A ball is dropped from rest at height ##h##. We can assume that the drag force from the air is in the form ##F_d=-m \alpha v##.
I know then the position in function of the height $$y(t)=h-\frac{g}{\alpha} (t-\frac{1}{\alpha} (1 - e^{-\alpha t}))$$
If I take ##\alpha t<<1##, the equation above (expanding ##e^{-\alpha t}## with Taylor's series) becomes $$y(t)=h-\frac{g}{\alpha} (t-\frac{1}{\alpha} (1 -(1 - \alpha t + \frac{(\alpha t)^2}{2}...)))$$
If I would neglect the terms of higher order in ##\alpha t## I have ##y(t) \sim h##, but Morin's Introduction to classical mechanics says ##y(t) \sim h - \frac{(gt)^2}{2}## for ##\alpha t<<1##. How is it possible?

Why not continue by re-writing what you have, including the quadratic terms ##(\alpha t)^2/2##? If you are going to include them in line 1 you should also include them in line 2.
 
DrClaude said:
Indeed, to first-order, the ball doesn't move!
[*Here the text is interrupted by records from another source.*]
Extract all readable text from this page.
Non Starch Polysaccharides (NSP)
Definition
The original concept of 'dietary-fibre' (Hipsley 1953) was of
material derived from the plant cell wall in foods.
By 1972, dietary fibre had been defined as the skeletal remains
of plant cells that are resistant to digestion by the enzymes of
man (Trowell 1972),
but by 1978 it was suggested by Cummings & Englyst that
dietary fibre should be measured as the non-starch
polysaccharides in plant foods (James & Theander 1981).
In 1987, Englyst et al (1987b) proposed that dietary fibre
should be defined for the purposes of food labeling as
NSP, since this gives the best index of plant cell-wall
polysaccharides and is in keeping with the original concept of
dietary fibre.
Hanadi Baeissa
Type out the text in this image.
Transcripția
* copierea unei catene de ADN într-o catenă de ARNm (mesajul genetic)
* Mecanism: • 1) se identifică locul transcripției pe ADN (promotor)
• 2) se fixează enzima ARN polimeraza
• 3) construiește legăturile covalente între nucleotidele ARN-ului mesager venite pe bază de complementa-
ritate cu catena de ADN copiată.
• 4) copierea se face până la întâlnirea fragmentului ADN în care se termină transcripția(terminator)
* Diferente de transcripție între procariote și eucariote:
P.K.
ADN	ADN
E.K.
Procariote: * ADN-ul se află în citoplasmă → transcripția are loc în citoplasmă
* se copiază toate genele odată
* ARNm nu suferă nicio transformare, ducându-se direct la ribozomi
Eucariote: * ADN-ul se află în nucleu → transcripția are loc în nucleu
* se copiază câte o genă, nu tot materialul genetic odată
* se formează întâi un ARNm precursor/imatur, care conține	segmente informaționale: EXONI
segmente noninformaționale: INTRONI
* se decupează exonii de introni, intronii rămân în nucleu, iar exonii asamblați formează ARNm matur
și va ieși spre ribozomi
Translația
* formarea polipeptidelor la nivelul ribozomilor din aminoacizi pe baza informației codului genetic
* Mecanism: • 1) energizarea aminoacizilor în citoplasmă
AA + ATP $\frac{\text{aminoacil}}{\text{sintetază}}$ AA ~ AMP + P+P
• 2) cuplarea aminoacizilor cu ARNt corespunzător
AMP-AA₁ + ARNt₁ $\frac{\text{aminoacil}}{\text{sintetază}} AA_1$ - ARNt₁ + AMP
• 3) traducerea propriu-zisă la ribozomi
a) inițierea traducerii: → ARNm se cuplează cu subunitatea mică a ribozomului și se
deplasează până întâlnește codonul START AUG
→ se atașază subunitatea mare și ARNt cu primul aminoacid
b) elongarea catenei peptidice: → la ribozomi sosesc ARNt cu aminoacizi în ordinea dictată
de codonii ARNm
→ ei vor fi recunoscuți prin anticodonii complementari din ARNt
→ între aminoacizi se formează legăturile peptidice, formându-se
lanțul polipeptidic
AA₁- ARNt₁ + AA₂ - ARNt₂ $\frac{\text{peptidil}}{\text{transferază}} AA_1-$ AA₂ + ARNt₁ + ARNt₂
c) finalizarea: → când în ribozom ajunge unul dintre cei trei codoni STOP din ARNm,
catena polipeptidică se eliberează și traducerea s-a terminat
You need to keep higher-order terms to get a meaningful approximation.

Ray Vickson said:
Why not continue by re-writing what you have, including the quadratic terms ##(\alpha t)^2/2##? If you are going to include them in line 1 you should also include them in line 2.
Thanks for your replying, I understood what is wrong.
@DrClaude Can you explain me in depth why your affirmation is true? (Because for very very very little time, the ball seems not to fall)
 
Bestfrog said:
@DrClaude Can you explain me in depth why your affirmation is true? (Because for very very very little time, the ball seems not to fall)
The entire point of the procedure is to get a good first approximation to how things are changing. The first term will always be the constant term, which doesn't describe a change, so it is uninteresting. You therefore need to consider the lowest order term which is not constant.

That said, the fact that there is no first-order term and that you have to go to second order to get a function of time is interesting in itself. It means that even to first order, nothing moves, which tells you there is less motion than in the absence of air resistance.
 
DrClaude said:
That said, the fact that there is no first-order term and that you have to go to second order to get a function of time is interesting in itself. It means that even to first order, nothing moves, which tells you there is less motion than in the absence of air resistance.
Wow, that's interesting, thank you!